Vol. XXII, No. 124 [ BusinessWorld Online ]
Monday, January 26, 2009 | MANILA, PHILIPPINES
BY JESSICA ANNE D. HERMOSA, Reporter
LOCAL CEMENT manufacturer Holcim Philippines, Inc. may temporarily shut down its kilns in response to an expected weakening of sales, officials last week said.
The firm, which claims to corner roughly a third of the market, is considering halting production for as much as six weeks at a time to cut costs, Holcim Philippines Chief Operating Officer Ian S. Thackwray said.
"I am expecting to have shorter production ... and close kilns for six weeks. There is a chance that we will periodically [shut kilns down]. We are preparing for it," Mr. Thackwray told reporters at the sidelines of a company event last Friday.
A double-digit drop in cement demand will trigger a production halt, Eduardo A. Sahagun, the firm’s head of sales, marketing and distribution told BusinessWorld . He declined to be more specific.
A manufacturing line in Misamis Oriental which ceased operations in 2008, meanwhile, will likely stay closed this year, Mr.
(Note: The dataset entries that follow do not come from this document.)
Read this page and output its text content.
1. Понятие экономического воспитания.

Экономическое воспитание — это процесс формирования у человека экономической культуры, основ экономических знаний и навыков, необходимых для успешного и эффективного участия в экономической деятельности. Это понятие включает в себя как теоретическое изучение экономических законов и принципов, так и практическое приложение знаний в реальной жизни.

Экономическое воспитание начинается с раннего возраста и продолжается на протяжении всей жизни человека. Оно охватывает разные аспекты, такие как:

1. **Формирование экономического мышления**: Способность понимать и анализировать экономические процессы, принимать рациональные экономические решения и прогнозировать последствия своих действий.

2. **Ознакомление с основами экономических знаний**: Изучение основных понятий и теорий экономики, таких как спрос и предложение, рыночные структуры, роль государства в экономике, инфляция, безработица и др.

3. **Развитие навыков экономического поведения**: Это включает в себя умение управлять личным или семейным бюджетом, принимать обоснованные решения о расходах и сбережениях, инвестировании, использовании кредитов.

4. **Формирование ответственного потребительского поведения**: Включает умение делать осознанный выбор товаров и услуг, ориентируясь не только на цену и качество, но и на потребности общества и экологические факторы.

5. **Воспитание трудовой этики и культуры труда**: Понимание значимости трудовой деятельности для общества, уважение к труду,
Thackwray added.
Holcim Philippines is the country’s leading cement maker in terms of capacity as its four plants are able to produce 34% or 7.238 million tons of the industry’s 21.04 million-ton total, 2007 data from the Cement Manufacturers Association of the Philippines (CeMAP) show.
Workers will be compensated even as production is halted, Mr. Thackwray said.
"It will not result in retrenchment," he said, adding that the kilns can be made to quickly resume operations if needed.
Some 1,400 employees work at Holcim Philippines according to its website.
Holcim Philippines had imposed temporary shutdowns during the 1997 Asian financial crisis, Mr. Sahagun said, with each halt stretching on for up to two months.
"It will depend on how things will be, if we will be deluged by imports and if the second round of the crisis is much more than what we expected," he said.
The economic downturn will cause construction by the private sector to weaken, Mr. Thackwray said.
"Most private construction have been completed while new projects are slowing. Private construction will undoubtedly decline.
"And it still remains to be seen whether the government has the ability to invest [in infrastructure]," he said.
CeMAP President Ernesto M. Ordoñez concurred in a telephone interview yesterday, saying that cement sales are likely to dip as private construction is put on hold amid the economic downturn.
Government infrastructure projects this year may boost demand, but "there is a difference between money allocated and if the money is spent", he said.
"Cement has a shelf life. You are better off not producing if you cannot sell," Mr. Ordoñez explained.
The industry is also concerned that imported cement entering the country at 0% tariff will eat into the demand of local companies, he said.
The 3% tariff slapped on cement from the Association of Southeast Asian Nations (ASEAN) and the 5% tariff on cement imported elsewhere were scrapped in November last year under Executive Order 766 to "ensure the stability of prices and adequacy of the supply of cement for government’s infrastructure programs including low-cost/mass housing projects."
Philippine Cement Workers Council National Coordinator Felix B. Deyta similarly opposed the tariff cut in a separate telephone interview yesterday.
"We fear that, with the tariff elimination, imported cement will flood the market. It will hurt firms’ employment," Mr. Deyta said in Filipino.
The industry employs some 120,000 direct and indirect workers, CeMAP data show.
Mr. Deyta, however, said he was confident firms will respect workers’ rights in case production halts become common in the industry.
Meanwhile, Holcim Philippines said it won’t be increasing cement prices.
"I would expect there would be no upward pressure on prices," Mr. Thackwray said, noting that oil and coal prices have been declining. "I don’t intend to increase prices for now."